Seriously? I can’t back down now. I need to talk to her.
I suck in a deep breath, moving to stand as the bus stops. However, a young businessman sits down beside me. I curse, flopping back onto my seat as the bus lurches into merging traffic.
Before long the bus reaches the city. Sophie reaches up to press the red stop button and I know the next stop will be hers. She slips an arm through the strap of her bag, pulling out her SmartRider from her phone case.
Sophie stands and glances only briefly behind at me as she shrugs on her bag. Her eyes are dry, though there’s a tightness to her lips that I know only too well.
It’s now or never.
I open my mouth to speak but no words come out.
Sophie smiles at me and there’s a sense of understanding in her gaze as if she knows what I’ve been thinking for the past half hour, the courage I’ve been trying to summon.
I’m sorry I wasn’t brave enough to talk to you. I hope you’re okay.
Sophie’s smile widens and I imagine the words coming from her lips: It’s okay.

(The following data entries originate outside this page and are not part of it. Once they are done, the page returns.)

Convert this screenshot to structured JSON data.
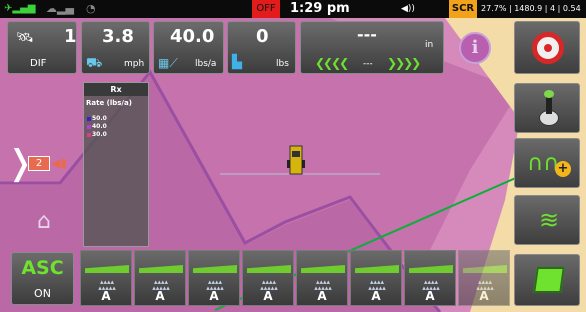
{
  "status_bar": {
    "off_label": "OFF",
    "time": "1:29 pm",
    "scr_label": "SCR",
    "stats": "27.7% | 1480.9 | 4 | 0.54",
    "colors": {
      "off": "#e21b1b",
      "scr": "#f2a11a",
      "signal": "#3cd23c"
    }
  },
  "gps_tile": {
    "value": "1",
    "label": "DIF",
    "icon": "satellite-icon"
  },
  "speed_tile": {
    "value": "3.8",
    "unit": "mph",
    "icon": "tractor-icon"
  },
  "rate_tile": {
    "value": "40.0",
    "unit": "lbs/a",
    "icon": "spreader-rate-icon"
  },
  "total_tile": {
    "value": "0",
    "unit": "lbs",
    "icon": "tank-icon"
  },
  "guidance_tile": {
    "value": "---",
    "unit": "in",
    "offset": "---"
  },
  "rx_panel": {
    "title": "Rx",
    "rate_label": "Rate (lbs/a)",
    "legend": [
      {
        "value": "50.0",
        "color": "#3b1fd0"
      },
      {
        "value": "40.0",
        "color": "#b43fd6"
      },
      {
        "value": "30.0",
        "color": "#e23a8a"
      }
    ]
  },
  "camera_badge": {
    "value": "2"
  },
  "asc": {
    "label": "ASC",
    "state": "ON",
    "color": "#6ee22e"
  },
  "sections": [
    {
      "letter": "A",
      "enabled": true
    },
    {
      "letter": "A",
      "enabled": true
    },
    {
      "letter": "A",
      "enabled": true
    },
    {
      "letter": "A",
      "enabled": true
    },
    {
      "letter": "A",
      "enabled": true
    },
    {
      "letter": "A",
      "enabled": true
    },
    {
      "letter": "A",
      "enabled": true
    },
    {
      "letter": "A",
      "enabled": false
    }
  ],
  "right_buttons": [
    "steering-wheel-icon",
    "joystick-icon",
    "add-waypoint-icon",
    "boundary-icon",
    "field-map-icon"
  ],
  "colors": {
    "field": "#c673ad",
    "applied": "#d388b8",
    "unapplied": "#f3dca7",
    "boundary": "#9a4fa2"
  }
}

I understand. Thank you for trying.
I watch her wander off the bus, calling a thank you to the bus driver and I can’t help but think of it as a thank you to me too. Nonsense. I’m being stupid.
Sophie brushes hair from her face, squaring her shoulders as she strolls towards the stoplights.

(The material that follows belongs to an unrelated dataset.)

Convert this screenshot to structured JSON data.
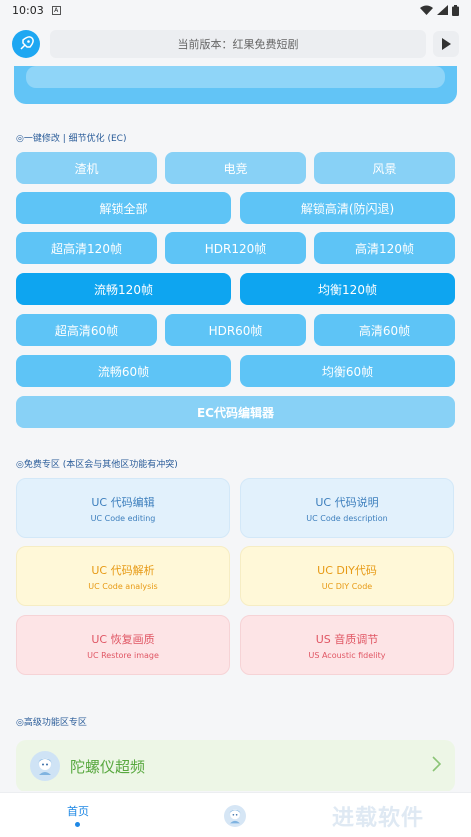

You can go after her. You can still go and talk to her.
I glance up at the red stop button by my head.
You can hang in the city and not go home. You still have a chance.

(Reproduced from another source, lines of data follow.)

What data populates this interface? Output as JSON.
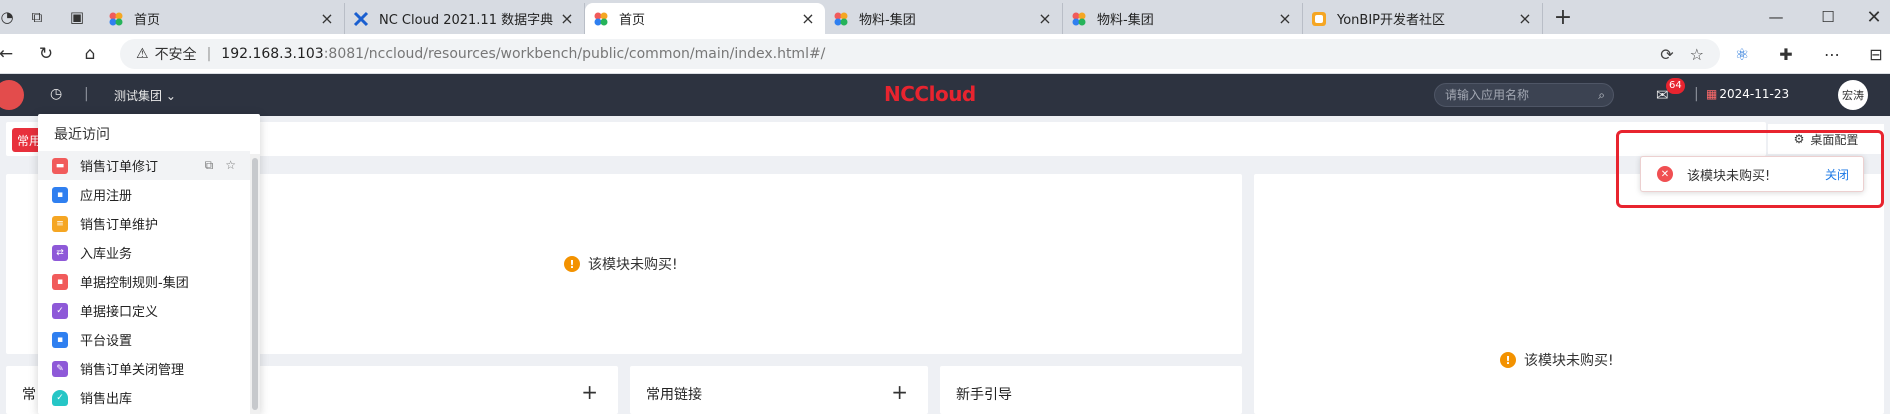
{
  "browser": {
    "tabs": [
      {
        "label": "首页",
        "active": false
      },
      {
        "label": "NC Cloud 2021.11 数据字典",
        "active": false
      },
      {
        "label": "首页",
        "active": true
      },
      {
        "label": "物料-集团",
        "active": false
      },
      {
        "label": "物料-集团",
        "active": false
      },
      {
        "label": "YonBIP开发者社区",
        "active": false
      }
    ],
    "new_tab": "+",
    "address": {
      "security_label": "不安全",
      "host": "192.168.3.103",
      "path": ":8081/nccloud/resources/workbench/public/common/main/index.html#/"
    }
  },
  "header": {
    "brand": "NCCloud",
    "group": "测试集团",
    "search_placeholder": "请输入应用名称",
    "message_count": "64",
    "date": "2024-11-23",
    "avatar_text": "宏涛"
  },
  "workbench": {
    "common_tab": "常用",
    "desktop_config": "桌面配置",
    "not_purchased": "该模块未购买!",
    "cards": [
      {
        "title": "常",
        "has_add": true
      },
      {
        "title": "常用链接",
        "has_add": true
      },
      {
        "title": "新手引导",
        "has_add": false
      }
    ]
  },
  "recent": {
    "title": "最近访问",
    "items": [
      {
        "label": "销售订单修订",
        "color": "#f15b5b"
      },
      {
        "label": "应用注册",
        "color": "#2f7ff0"
      },
      {
        "label": "销售订单维护",
        "color": "#f5a623"
      },
      {
        "label": "入库业务",
        "color": "#8e59d8"
      },
      {
        "label": "单据控制规则-集团",
        "color": "#f15b5b"
      },
      {
        "label": "单据接口定义",
        "color": "#8e59d8"
      },
      {
        "label": "平台设置",
        "color": "#2f7ff0"
      },
      {
        "label": "销售订单关闭管理",
        "color": "#8e59d8"
      },
      {
        "label": "销售出库",
        "color": "#26c6c6"
      }
    ]
  },
  "toast": {
    "message": "该模块未购买!",
    "close_label": "关闭"
  }
}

I chew my bottom lip, wincing as my tooth pierces skin, the metallic tang of blood filling my mouth. My fingers itch to hit the button. Sophie’s going home.
But I’m not Sophie.
“Are you getting off?” The man beside me questions.
The light changes and the bus drives off. “No,” I tell him. I’m heading home.
As I walk through my front door a half hour later I put on a brave face. I can do this.
I square my shoulders, walking into the kitchen that reeks of off food, with day old dishes piled up around the sink, food still stuck to the surface of them that the ants seem to be loving, scurrying around.
I open the fridge, pulling out the leftover meat pizza from last night, shoved behind bottles of beer and cider.
Stuffing a piece into my mouth I grab a rubbish bag and begin to chuck all the empty bottles, food wrappers and weeks-old food into it. I then fill the sink with hot water and start on the dishes.
It’s disgusting and the water is soon a murky brown, food scraps swirling around. I nearly gag, having to step away from the bench.
Breathe. You can do this.
Exhaling, I roll my shoulders, stretching for a moment, muscles aching from standing hunched over the sink.
Go have a shower and watch TV.
No, I have to finish the dishes first.
Why? Mum made most of them. You shouldn’t be cleaning up after her.
But if I don’t then they won’t get done at all.
I straighten my spine, tightening my shoulders once more as I reach for the next plate.